The Roman requirements were civil in nature, it was like paying your taxes. You didn’t have to believe in or worship their gods, but were required as a citizen to make a nominal appearance occasionally.
Thanks for saving me the time to look that information up. Christianity didn’t spread after Constatine person to person, it spread by conversion of rulers and then forced conversion of their people, with nasty penalties if you were caught worshiping the ancient gods.
BTW Jews were exempt from the requirement of Emperor worship. It certainly makes sense that the Romans figured out that if a member of a polytheistic religion decided not to worship the Emperor once in a while, it was more of a political statement than a religious one.
That’s the crux of the matter exactly. The early Christians were in all likelihood making a political rather than religious statement. They were refusing to accept the dominion of the emperor and in effect stating that “No one but god can judge me”. The Romans understood the Jews and wrote their laws accordingly, they still had to pay or make a face value sacrifice like everyone else though. The Jews were smart enough to realize how to play the game. Christians however were a new upstart religion and were subject to Roman law, not being grandfathered like the Jews.
I think that Der Trihs has forgotten that the original question was about blaming the Christ for what the Christians have done.
Der Trihs takes a line about a sword from a book he doesn’t believe in anyway and on that one line he makes the Christ into some sort of demon because of the horrors that some Christians have done.
What gives you the idea that this is his basic philosophy?
What gives you the idea that this was his basic worldview?
If you want to get an idea of his basics, you might look at what he called the First Great Commandment and the Second Commandment. Those are the two principles that seem to be most important to him. It’s like when your dad says, “In this house, there are two things you’ve got to remember. You have to obey Mom and me and we all have to take care of each other.” You know that those are the basics.
Then someone who doesn’t even know your dad comes along and says, “The basic thing about your dad is that he has a dumb kid who always screws up.”
Well, Zoe, let me set aside any question of misunderstood symbolic meaning, or whether the quote in its context is really benign or at least much tamer.
Why do you think it’s a point that Der Tris does not believe in the book in question? Would you have to be Muslim to criticize their sacred text? Hmmmmmm?

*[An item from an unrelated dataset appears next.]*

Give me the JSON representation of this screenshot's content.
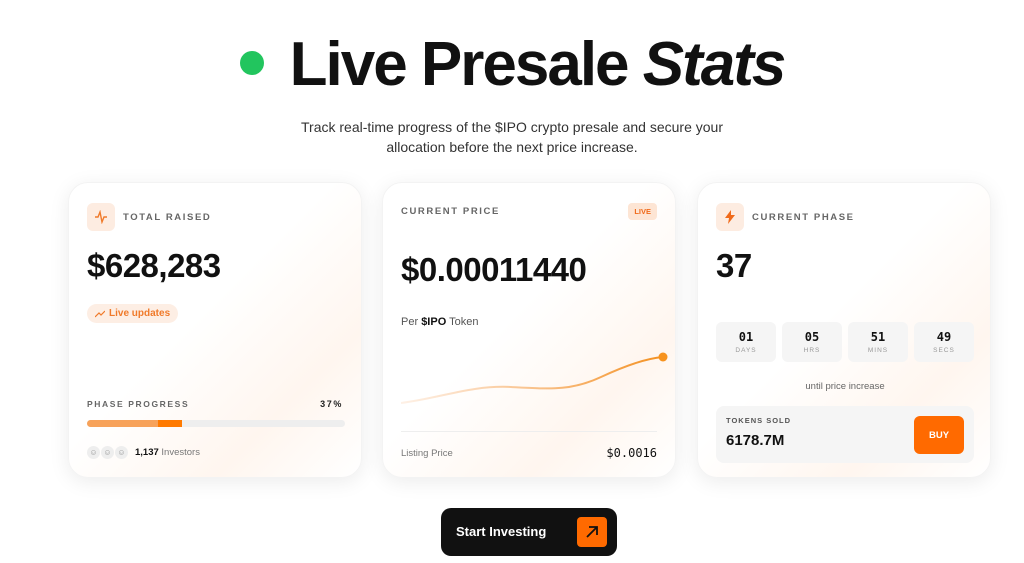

Maybe. (Although Rome was still pretty damned ruthless, maybe it wasn’t religiously motivated then)
But once Justinian came on the scene, then people were persecuted for not being Christian. So it started up again, just with a different religion. You can’t change human nature.

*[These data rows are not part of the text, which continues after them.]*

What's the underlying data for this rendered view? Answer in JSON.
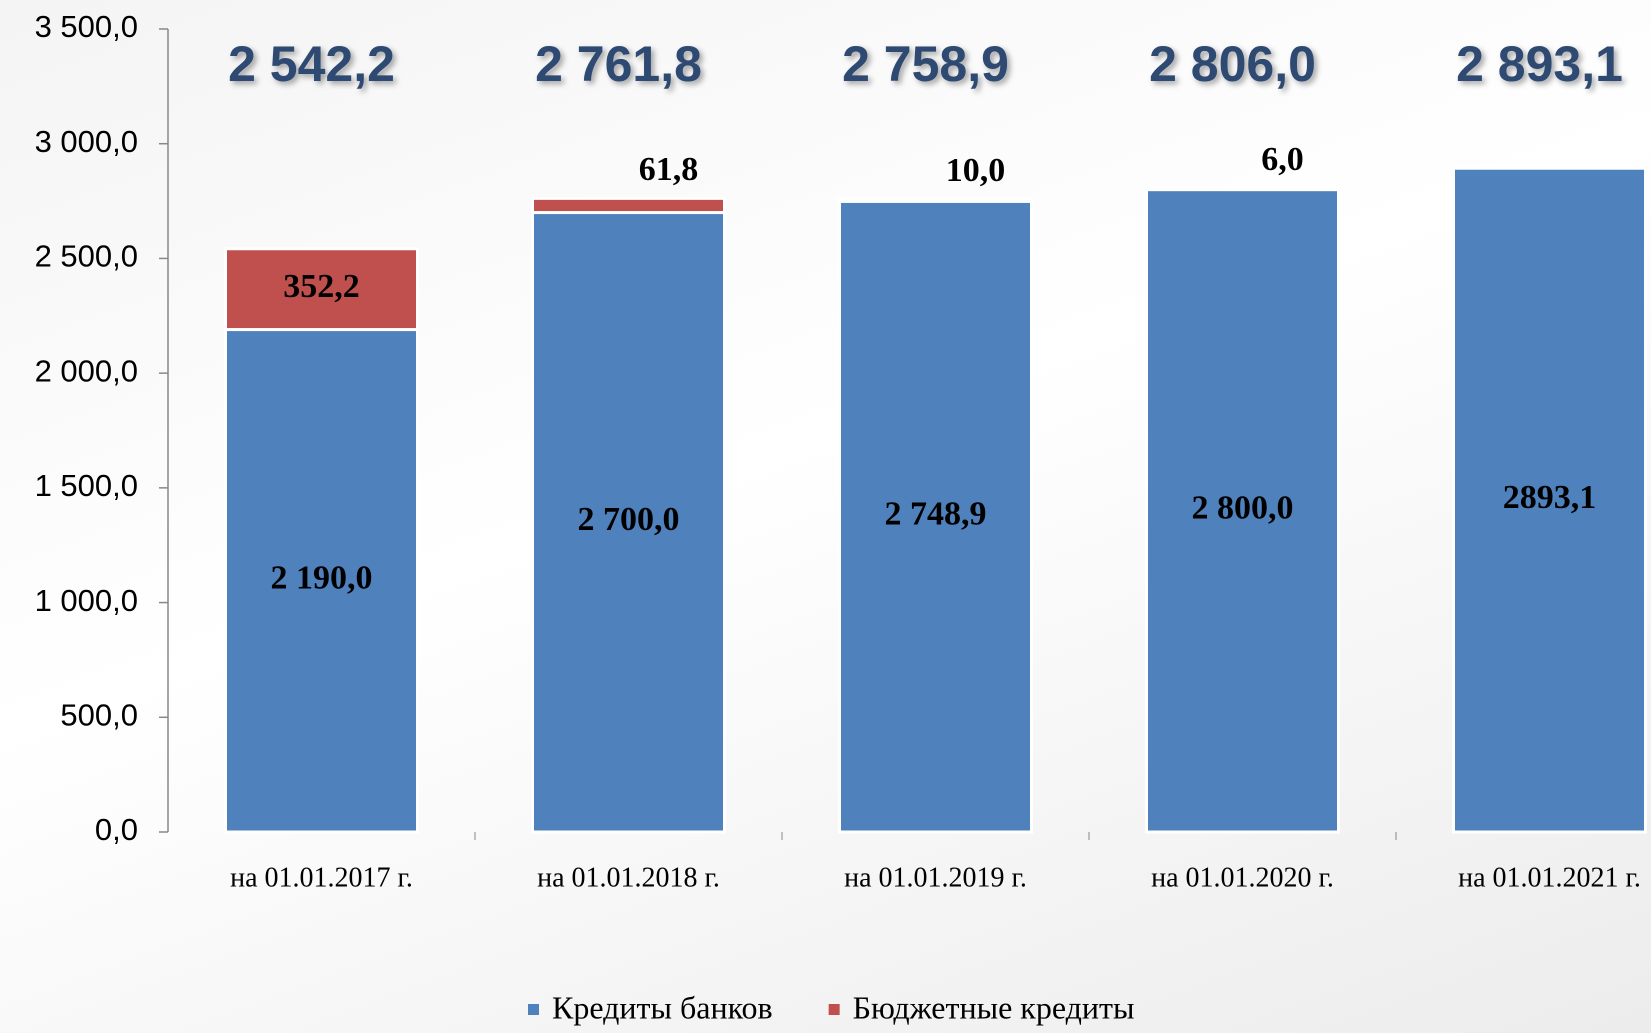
{
  "chart_data": {
    "type": "stacked_bar",
    "categories": [
      "на 01.01.2017 г.",
      "на 01.01.2018 г.",
      "на 01.01.2019 г.",
      "на 01.01.2020 г.",
      "на 01.01.2021 г."
    ],
    "series": [
      {
        "name": "Кредиты банков",
        "color": "#4f81bd",
        "values": [
          2190.0,
          2700.0,
          2748.9,
          2800.0,
          2893.1
        ],
        "value_labels": [
          "2 190,0",
          "2 700,0",
          "2 748,9",
          "2 800,0",
          "2893,1"
        ]
      },
      {
        "name": "Бюджетные кредиты",
        "color": "#c0504d",
        "values": [
          352.2,
          61.8,
          10.0,
          6.0,
          null
        ],
        "value_labels": [
          "352,2",
          "61,8",
          "10,0",
          "6,0",
          null
        ]
      }
    ],
    "totals": [
      "2 542,2",
      "2 761,8",
      "2 758,9",
      "2 806,0",
      "2 893,1"
    ],
    "ylim": [
      0,
      3500
    ],
    "yticks": [
      {
        "value": 0,
        "label": "0,0"
      },
      {
        "value": 500,
        "label": "500,0"
      },
      {
        "value": 1000,
        "label": "1 000,0"
      },
      {
        "value": 1500,
        "label": "1 500,0"
      },
      {
        "value": 2000,
        "label": "2 000,0"
      },
      {
        "value": 2500,
        "label": "2 500,0"
      },
      {
        "value": 3000,
        "label": "3 000,0"
      },
      {
        "value": 3500,
        "label": "3 500,0"
      }
    ],
    "legend": "bottom"
  }
}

I wouldn’t say Christ is inherently responsible for the actions of Christians because I’m not convinced a person by the name or title of Jesus Christ actually existed.
Saul of Tarsus, on the other hand, has a lot to answer for.
My position: people are responsible for the foreseeable outcomes of their choices. If Jesus really existed, and if he really said the things attributed to him (the second being the much bigger assumption by far), then possibly he could be held responsible for later crimes committed in his name–but he could similarly be held responsible for the mercy granted in his name, and for the kindness shown in his name. Everyone who saw caring for the sick as their divine calling is his responsibility as well, by that standard.
But I’m not sure all those folks’ actions are foreseeable outcomes of Jesus’s choices.
In my opinion, he is responsible, but cannot be held responsible for the unforseeable and unintended consequences of his actions. The second is a judgement of accountability, but the first is simply a statement of the chain of causality.